When during the Springbok Tour, Marion and I and our family sat on the Southern Motorway to disrupt traffic heading for the game at Eden Park, we were threatened by truncheon-wielding police. Threatened with arrest, a night in the cells and our day in court. We were breaking the law! But we didn’t budge! And we physically resisted being forcibly removed! That was our “brandishing the whip” moment! Wasn’t it Dietrich Bonhoeffer who talked of “Costly Discipleship”? Following Jesus can be costly - It can cost us. Like Jesus, Bonhoeffer vehemently opposed a system he believed was wrong – and it cost! It finally cost him his life! Costly discipleship: Supporting the needy, opposing injustice, standing up for what we believe is right? Brandishing the whip? Does it …. should it …. happen today?

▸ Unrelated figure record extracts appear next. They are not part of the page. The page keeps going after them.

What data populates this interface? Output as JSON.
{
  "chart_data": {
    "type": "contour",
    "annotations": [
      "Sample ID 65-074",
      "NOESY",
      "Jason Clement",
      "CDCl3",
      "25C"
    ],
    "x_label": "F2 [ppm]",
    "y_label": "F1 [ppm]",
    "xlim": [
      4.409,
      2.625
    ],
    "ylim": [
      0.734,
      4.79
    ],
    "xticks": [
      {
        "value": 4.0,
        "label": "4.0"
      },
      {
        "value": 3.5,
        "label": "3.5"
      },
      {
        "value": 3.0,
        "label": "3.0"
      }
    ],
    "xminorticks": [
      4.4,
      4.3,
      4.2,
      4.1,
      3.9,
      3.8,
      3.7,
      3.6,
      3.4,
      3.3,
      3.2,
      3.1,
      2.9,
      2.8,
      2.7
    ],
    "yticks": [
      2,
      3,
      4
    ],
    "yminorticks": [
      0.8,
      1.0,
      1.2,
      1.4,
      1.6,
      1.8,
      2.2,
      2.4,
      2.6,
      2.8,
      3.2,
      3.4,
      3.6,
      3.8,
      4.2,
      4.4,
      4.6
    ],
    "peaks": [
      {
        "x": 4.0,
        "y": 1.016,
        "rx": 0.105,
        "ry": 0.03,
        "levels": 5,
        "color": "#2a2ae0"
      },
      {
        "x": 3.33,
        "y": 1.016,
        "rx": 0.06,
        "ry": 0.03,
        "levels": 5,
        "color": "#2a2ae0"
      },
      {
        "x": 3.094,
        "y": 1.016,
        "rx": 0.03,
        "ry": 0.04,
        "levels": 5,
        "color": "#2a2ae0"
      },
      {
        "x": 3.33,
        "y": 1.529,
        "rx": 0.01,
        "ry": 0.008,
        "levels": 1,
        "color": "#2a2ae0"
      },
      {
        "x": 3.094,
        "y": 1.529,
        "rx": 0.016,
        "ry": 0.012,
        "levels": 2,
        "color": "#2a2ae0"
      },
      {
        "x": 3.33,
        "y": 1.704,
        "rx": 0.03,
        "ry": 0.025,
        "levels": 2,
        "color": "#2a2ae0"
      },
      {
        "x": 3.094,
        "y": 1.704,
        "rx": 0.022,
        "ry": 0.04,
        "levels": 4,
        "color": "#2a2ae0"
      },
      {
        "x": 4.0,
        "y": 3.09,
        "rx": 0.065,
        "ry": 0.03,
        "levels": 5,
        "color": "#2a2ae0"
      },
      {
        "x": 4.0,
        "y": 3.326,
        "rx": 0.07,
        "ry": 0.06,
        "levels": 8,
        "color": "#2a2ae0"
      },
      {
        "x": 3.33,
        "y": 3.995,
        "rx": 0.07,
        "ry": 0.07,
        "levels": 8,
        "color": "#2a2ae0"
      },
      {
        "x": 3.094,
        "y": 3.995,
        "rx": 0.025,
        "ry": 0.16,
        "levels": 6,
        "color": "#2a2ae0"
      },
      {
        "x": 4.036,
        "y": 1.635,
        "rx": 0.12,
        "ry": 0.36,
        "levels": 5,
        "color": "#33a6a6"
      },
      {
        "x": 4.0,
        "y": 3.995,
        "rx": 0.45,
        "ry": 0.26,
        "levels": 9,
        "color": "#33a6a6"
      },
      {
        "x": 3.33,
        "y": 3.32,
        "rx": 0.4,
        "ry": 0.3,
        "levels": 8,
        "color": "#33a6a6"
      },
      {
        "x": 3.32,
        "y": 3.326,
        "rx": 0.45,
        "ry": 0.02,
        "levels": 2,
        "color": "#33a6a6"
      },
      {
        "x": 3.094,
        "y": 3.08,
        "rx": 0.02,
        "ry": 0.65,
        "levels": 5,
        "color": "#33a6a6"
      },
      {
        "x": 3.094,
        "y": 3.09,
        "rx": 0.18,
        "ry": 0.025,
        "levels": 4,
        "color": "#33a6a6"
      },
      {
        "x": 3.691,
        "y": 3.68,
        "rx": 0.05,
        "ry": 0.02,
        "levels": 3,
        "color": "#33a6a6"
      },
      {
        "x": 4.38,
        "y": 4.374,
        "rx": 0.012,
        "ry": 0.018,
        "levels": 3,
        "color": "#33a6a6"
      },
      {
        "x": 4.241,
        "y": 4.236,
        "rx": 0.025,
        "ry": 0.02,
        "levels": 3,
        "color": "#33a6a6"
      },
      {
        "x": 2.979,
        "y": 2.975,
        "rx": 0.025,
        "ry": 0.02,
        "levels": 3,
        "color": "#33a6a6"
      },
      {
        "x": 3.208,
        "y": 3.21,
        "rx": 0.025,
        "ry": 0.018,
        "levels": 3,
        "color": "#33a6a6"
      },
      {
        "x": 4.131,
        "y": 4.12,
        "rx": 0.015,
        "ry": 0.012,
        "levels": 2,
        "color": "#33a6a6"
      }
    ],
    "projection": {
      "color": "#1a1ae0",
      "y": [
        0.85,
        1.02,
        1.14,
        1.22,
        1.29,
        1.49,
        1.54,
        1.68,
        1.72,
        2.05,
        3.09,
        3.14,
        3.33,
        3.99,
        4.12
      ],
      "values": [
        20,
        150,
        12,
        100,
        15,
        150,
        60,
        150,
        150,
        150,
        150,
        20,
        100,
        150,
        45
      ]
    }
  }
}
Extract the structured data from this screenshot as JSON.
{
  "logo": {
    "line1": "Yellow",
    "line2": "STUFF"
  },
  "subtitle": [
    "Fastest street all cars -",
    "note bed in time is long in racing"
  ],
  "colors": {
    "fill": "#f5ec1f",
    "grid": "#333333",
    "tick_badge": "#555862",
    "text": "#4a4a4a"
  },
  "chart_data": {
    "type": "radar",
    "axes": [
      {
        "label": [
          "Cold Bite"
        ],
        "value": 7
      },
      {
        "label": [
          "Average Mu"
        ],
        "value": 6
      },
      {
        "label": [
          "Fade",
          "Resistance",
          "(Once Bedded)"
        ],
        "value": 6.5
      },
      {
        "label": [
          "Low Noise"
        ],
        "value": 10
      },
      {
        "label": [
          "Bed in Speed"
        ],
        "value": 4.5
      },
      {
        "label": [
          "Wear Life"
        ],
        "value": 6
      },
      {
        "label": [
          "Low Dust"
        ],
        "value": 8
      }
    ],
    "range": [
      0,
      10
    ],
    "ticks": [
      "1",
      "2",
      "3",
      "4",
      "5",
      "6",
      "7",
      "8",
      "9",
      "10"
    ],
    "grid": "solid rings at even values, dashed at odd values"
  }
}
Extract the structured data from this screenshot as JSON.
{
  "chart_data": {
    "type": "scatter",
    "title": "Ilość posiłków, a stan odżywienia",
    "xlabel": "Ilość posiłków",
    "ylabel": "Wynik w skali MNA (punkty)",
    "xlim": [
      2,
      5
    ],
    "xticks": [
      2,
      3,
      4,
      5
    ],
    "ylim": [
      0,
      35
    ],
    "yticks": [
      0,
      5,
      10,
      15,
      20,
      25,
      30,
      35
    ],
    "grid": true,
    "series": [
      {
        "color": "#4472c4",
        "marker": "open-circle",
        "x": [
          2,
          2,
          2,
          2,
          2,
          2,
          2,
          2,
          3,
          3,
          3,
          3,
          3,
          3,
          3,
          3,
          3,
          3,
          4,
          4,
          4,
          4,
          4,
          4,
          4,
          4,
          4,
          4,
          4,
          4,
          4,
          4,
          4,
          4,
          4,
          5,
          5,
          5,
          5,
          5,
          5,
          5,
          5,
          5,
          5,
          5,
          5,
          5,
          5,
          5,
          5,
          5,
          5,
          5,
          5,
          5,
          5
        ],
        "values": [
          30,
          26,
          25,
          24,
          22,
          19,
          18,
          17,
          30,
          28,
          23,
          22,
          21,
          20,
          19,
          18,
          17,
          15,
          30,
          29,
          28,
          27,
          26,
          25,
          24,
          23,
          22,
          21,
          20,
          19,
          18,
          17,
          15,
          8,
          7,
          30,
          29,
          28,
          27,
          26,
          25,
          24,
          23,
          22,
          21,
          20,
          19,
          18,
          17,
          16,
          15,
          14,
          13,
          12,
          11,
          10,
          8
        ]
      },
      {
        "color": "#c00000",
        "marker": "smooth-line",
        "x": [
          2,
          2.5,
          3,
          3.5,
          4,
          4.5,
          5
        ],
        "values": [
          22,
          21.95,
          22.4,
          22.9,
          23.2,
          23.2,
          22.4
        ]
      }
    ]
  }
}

Have you read The Boston Declaration? I recommend it – you can find it on the Internet. The Declaration was signed by over 300 Christian Theologians on November 20th 2017 at a gathering of over 10,000 American religious scholars and professionals at Boston. In a dramatic Press Conference, where supporters dressed in sackcloth and ashes, an impassioned call was made for repentance and radical change in Christianity in the United States. The Press headline read “Repent and believe in the Gospel! Over 300 Christian Theologians challenge the corruption of U.S. Christianity!” A ‘cracking of the whip’ moment! An attack from within! An attack on all that is petty, peripheral and corrupt in the church! In an introduction to the Declaration, Susan Thistlethwaite, Professor of Theology at Chicago Theological Seminary, compares the present situation in the USA with that in Nazi Germany: The Christianity that Bonhoeffer denounced is the same Christianity we denounce today! It is a Christianity that literally enables hate; hate for people of colour, for immigrants, for those of other religions, for gay, lesbian and transgender human beings, for women and girls, for the poor and most vulnerable among us …. Our task as Christians is to announce the good news of the Gospel. The good news of the radical inclusiveness of God, for God so loved the world ….the whole world. Including the world of animals and plants and the entire ecosystem that is a victim of this same rapaciousness and nearly mindless drive for political domination …..” So what was the reaction? I leave you to guess!
What is this “Reflection” all about this morning? Could it be about James’ …. or John’s …. or Jesus’ definition of true religion? To care for the needy, to seek social justice, and not to become embroiled in the petty trivia that so often threatens to overwhelms us? Perhaps …. sometimes …. costly discipleship requires a brandishing of the whip moment?